Maestra se desespera con la respuesta ¨tonta¨ de su alumno, pero la última frase le calla la boca.

¿Qué sería del mundo sin la simpatía, las ocurrencias y la inocencia de los niños? Dicen por ahí que los niños y los borrachos siempre suelen decir la verdad, que transforman las respuestas de lo que acontece a nuestro alrededor en algo fantástico y muy divertido sin importar que se encuentren en la escuela o en el hogar, ellos siempre saben cómo hacer reír a los demás, si eres padre lo sabrás perfectamente.



   Los niños nunca paran, son como máquinas de risas y sonrisas y contagian a todos con su buen humor.

Si se es profesor/a también se sabe cuán cierto es esto y también se estará de acuerdo en que puede ser un poco complicado tener a cargo niños tan despiertos que de vez en cuando te ponen en verdaderos aprietos.


   Finalmente todo es parte del trabajo de un profesor y del aprendizaje del pequeño, además, todos pasamos por tan hermosa etapa, sin embargo, creo que algunas personas no acaban por comprenderlo y si la persona que está a cargo, no tiene la paciencia necesaria, podría reaccionar de la misma forma que la profesora que protagoniza esta historia.


  Uno de sus alumnos respondió a una pregunta demasiado fácil de forma poco inteligente según ella, ella se cansó pero seguramente nunca imaginó con lo que el pequeño finalizaría.


¡Esta historia seguramente te hará morir de risa, no olvides compartirla con tus amigos!

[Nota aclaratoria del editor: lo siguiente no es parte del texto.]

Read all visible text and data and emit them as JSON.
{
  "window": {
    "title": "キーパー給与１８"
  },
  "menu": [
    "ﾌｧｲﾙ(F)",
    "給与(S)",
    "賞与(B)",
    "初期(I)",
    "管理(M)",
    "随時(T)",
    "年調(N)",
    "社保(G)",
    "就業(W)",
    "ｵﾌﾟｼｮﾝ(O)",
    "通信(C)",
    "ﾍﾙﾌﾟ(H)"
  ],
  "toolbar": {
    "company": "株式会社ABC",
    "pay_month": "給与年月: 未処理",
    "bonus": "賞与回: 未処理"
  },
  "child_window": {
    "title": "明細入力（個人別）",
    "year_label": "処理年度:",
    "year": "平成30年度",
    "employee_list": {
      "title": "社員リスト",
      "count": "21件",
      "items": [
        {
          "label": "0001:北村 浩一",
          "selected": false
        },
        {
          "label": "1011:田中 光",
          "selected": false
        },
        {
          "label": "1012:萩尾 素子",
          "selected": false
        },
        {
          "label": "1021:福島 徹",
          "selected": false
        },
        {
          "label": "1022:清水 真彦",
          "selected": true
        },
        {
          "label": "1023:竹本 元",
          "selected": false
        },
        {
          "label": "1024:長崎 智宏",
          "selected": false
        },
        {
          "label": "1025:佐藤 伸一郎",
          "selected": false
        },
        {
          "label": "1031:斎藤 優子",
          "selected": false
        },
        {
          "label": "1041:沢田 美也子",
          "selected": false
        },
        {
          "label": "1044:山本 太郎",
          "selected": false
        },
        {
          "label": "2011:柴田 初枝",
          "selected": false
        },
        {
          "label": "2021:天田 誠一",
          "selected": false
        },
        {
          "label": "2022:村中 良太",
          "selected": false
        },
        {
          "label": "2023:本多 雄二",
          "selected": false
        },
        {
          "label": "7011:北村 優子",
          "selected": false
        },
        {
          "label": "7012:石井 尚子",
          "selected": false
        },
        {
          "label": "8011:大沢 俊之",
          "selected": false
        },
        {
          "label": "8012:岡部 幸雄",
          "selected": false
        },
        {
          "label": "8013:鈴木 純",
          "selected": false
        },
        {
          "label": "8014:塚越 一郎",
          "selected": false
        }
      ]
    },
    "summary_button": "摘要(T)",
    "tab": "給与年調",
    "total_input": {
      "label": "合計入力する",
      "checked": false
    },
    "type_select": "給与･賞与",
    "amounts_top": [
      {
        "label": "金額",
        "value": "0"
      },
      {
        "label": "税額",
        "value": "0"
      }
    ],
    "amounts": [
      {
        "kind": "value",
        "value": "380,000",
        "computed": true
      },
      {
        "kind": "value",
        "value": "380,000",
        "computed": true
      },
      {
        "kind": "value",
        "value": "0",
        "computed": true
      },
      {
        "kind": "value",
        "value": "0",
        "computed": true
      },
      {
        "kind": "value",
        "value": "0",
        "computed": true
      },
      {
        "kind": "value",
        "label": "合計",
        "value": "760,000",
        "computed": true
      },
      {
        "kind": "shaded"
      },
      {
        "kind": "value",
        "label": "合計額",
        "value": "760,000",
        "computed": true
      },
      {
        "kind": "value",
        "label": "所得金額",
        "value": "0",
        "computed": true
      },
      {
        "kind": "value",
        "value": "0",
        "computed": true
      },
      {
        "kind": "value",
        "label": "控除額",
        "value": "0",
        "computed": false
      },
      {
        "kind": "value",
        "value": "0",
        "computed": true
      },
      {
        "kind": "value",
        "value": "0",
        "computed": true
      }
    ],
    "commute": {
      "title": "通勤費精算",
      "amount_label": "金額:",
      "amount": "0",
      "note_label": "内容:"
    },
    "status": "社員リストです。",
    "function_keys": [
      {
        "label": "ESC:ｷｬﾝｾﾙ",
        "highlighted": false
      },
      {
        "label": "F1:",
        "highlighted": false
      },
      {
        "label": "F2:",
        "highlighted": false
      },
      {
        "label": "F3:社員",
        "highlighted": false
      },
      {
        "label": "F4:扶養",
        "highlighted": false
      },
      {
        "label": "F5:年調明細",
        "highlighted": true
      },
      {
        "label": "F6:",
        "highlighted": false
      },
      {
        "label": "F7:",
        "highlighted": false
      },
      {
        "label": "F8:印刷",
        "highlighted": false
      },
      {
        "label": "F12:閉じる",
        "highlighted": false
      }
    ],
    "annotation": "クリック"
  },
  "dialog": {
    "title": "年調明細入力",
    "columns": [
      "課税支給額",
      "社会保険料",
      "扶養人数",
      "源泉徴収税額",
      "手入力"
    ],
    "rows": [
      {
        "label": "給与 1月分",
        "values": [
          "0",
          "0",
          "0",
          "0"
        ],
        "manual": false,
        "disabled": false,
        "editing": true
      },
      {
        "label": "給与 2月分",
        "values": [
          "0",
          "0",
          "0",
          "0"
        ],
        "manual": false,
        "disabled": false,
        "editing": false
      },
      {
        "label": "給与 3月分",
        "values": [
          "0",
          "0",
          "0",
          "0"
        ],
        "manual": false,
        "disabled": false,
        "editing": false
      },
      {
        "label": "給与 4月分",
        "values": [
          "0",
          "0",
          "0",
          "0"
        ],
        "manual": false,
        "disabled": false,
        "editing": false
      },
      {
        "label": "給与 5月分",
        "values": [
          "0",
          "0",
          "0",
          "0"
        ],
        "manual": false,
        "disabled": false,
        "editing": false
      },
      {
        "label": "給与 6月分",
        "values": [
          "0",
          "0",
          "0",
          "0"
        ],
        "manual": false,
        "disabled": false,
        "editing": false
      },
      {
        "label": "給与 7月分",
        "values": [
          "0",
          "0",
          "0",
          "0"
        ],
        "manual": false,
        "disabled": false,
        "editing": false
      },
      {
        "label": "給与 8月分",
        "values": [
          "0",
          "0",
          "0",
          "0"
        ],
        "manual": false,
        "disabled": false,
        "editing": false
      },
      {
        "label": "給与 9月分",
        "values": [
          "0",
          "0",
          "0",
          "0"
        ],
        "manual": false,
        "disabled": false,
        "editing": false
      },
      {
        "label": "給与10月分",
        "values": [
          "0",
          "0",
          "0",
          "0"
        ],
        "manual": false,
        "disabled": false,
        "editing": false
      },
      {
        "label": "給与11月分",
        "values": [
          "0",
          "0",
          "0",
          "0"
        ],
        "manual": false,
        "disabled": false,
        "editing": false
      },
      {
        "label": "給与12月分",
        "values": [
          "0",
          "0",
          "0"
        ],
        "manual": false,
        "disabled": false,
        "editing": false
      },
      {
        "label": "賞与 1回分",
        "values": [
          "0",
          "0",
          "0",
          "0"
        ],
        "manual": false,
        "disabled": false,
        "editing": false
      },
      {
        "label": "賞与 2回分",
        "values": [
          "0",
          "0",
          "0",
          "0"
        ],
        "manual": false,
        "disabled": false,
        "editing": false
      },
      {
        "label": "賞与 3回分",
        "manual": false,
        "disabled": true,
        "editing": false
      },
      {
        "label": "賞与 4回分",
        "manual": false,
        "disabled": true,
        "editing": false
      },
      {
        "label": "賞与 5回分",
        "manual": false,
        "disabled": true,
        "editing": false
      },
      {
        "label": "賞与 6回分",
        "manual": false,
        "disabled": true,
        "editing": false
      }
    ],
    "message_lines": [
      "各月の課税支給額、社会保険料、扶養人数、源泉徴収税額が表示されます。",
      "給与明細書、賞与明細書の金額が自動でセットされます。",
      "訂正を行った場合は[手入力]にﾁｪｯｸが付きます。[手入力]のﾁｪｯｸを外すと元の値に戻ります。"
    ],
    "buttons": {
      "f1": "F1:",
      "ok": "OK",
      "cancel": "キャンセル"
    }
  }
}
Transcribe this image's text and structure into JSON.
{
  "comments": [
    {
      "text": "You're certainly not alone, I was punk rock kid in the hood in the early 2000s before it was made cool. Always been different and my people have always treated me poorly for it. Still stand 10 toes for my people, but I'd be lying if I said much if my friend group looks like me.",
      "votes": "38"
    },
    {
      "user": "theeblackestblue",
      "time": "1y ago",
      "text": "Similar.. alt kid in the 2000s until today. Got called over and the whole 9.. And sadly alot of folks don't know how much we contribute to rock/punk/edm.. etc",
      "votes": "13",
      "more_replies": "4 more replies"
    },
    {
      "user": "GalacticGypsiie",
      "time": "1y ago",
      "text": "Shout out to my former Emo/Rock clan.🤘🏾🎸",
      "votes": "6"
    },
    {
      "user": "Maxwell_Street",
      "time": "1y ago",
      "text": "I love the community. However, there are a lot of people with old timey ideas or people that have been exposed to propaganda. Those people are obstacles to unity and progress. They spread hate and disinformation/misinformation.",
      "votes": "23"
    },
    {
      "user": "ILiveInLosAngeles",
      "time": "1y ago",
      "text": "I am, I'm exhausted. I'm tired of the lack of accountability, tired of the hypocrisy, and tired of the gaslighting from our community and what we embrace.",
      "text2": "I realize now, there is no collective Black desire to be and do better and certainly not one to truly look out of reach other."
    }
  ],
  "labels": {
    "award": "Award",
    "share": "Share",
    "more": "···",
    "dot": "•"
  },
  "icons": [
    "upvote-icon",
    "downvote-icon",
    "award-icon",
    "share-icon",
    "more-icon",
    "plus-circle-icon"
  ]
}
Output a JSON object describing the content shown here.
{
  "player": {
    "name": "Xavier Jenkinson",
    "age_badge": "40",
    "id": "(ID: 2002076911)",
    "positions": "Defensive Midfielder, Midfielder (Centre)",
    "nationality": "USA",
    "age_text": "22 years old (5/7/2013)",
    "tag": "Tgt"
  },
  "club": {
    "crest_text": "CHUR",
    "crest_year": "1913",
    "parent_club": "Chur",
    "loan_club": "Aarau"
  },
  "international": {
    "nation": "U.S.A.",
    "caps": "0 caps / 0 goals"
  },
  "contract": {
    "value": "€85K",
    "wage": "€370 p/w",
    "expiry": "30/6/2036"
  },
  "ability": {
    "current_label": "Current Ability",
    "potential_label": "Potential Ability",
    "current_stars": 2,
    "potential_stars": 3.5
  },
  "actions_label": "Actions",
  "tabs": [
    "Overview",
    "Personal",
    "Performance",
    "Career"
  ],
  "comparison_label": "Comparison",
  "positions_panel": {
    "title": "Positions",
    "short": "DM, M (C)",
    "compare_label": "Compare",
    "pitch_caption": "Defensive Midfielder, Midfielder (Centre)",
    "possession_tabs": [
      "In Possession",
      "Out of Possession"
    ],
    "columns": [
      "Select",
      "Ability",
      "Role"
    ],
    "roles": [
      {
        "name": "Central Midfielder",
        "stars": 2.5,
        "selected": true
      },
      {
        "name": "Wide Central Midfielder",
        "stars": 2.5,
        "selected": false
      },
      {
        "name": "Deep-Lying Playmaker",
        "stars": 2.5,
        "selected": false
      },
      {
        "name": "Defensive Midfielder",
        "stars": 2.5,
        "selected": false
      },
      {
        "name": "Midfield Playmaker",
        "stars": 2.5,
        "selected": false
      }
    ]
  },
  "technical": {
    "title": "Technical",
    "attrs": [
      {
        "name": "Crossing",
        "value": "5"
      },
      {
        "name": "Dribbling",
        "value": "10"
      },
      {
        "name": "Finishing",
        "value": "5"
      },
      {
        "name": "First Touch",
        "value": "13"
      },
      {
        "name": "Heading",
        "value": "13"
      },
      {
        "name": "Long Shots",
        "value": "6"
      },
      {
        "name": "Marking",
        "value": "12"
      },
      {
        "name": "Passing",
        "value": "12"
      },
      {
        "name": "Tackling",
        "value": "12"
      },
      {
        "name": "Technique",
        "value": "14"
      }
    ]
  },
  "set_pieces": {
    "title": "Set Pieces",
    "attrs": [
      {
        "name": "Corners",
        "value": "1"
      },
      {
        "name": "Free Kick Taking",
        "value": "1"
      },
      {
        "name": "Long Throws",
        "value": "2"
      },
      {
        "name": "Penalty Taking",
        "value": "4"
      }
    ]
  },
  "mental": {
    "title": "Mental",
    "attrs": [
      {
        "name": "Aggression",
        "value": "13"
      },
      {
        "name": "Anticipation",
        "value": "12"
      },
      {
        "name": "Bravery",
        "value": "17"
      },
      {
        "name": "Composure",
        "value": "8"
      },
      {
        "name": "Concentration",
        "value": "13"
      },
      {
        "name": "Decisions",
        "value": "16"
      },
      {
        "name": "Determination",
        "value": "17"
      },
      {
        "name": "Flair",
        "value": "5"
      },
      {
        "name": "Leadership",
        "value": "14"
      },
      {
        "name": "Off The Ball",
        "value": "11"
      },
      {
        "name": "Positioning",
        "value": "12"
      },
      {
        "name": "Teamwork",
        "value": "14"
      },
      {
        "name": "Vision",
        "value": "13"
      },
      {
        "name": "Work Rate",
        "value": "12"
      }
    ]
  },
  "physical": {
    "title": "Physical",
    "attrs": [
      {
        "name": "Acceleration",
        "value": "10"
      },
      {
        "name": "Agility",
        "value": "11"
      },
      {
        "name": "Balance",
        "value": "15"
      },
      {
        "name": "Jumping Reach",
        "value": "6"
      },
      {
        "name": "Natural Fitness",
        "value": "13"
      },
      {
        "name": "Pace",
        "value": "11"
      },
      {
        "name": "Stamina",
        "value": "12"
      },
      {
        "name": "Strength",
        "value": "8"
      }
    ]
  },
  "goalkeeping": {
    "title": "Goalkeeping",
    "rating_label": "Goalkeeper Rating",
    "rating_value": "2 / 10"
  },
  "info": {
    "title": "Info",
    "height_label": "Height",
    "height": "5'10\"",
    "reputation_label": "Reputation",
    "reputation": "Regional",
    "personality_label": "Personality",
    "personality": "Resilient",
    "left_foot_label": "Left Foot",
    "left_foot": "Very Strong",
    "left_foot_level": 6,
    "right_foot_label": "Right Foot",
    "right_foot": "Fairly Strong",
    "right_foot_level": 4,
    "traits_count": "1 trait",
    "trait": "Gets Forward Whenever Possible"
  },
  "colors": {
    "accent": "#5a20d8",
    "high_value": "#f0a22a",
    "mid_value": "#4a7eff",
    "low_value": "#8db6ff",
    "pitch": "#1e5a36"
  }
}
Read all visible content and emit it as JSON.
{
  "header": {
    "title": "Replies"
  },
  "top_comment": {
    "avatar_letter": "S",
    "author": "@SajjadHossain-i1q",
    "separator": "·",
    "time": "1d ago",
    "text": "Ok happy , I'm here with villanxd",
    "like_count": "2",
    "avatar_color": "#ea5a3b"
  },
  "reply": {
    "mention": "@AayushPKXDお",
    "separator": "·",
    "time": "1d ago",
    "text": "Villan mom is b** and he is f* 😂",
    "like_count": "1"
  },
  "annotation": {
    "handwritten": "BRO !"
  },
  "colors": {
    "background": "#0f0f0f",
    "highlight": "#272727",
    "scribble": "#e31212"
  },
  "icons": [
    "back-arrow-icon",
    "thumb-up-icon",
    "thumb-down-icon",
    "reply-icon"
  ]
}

Profesora: ¨Imagínate que te doy dos gatos, luego otros dos y dos más, entonces ¿cuántos gatos tienes en total?¨

Luis: “¡Siete gatos!”

Profesora: “No, por atención y escucha nuevamente: te doy dos gatos, más dos gatos y luego dos gatos más, ¿cuántos gatos tienes?”


Luis: “¡Siete!”

Profesora: “No. Lo explicaré diferente. Si te regalo dos manzanas, luego otras dos y después dos más, ¿cuántas manzanas en total tienes?

Luis: “¡Seis!”

Profesora: “¡Vaya, por fin! Entonces ahora sí: si te regalo dos gatos, luego otros dos y después dos más, ¿cuántos gatos tienes?”

Luis: “¡Siete!”

Profesora: “¡Luis, por favor! Dime de dónde me estas sacando el número 7?”

Luis: “¡Más el maldito gato que hay en mi casa, son siete maestra!”

¿Qué te pareció la respuesta de este pequeño? ¿La consideras ¨tonta¨? Si fueras su profesora, ¿cómo hubieses tomado la respuesta de este pequeño?